Welcome to the forum.


----------



## Lilly (Jun 13, 2006)

Welcome Mazz..
you a friend of FE ... your in for it now


----------



## Zombie-F (Apr 12, 2004)

Welcome aboard Mazz. Nice to have you here.


----------



## BooGirl666 (Jul 29, 2006)

Are you making up imaginary friends again jeff?  
Hehe.... Welcome Mazz!!!


----------



## Fangs (Jun 6, 2006)

Velcome Mazz! Hope ya like it here!


----------



## TwistedDementia (May 2, 2007)

Welcome to the mess mazz!


----------



## slightlymad (May 25, 2006)

Welcome.

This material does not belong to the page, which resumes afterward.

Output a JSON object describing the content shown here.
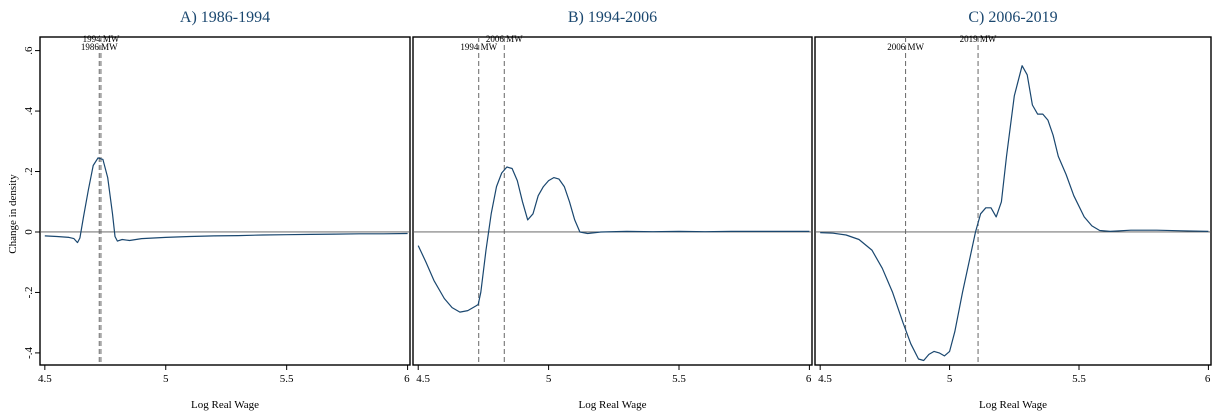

Wait a minute if FE introduced them will they actually admit to being his freind?


----------



## wormyt (Aug 29, 2005)

HEY MAZZ welcome .....good seeing you at Ironstock.


----------



## CerysCrow (Jan 22, 2007)

Welcome!


----------



## Frighteners Entertainment (Jan 24, 2006)

slightlymad said:


> Welcome. Wait a minute if FE introduced them will they actually admit to being his freind?


Well, they haven't yet

but a very good observation on your part!!


----------



## scareme (Aug 29, 2006)

Hi and welcome!


----------



## Sickie Ickie (Jun 20, 2006)

stop hiding and say howdy!


----------



## pyro (Oct 7, 2006)

hell o & welcome-----fe must be standing @ a street cornor with a boa around is neck threating passer buyers to join or he'll follow them home.


----------



## Frighteners Entertainment (Jan 24, 2006)

pyro said:


> hell o & welcome-----fe must be standing @ a street cornor with a boa around is neck threating passer buyers to join or he'll follow them home.


You're pretty close there Pyro!!!


----------



## pyro (Oct 7, 2006)

lol


----------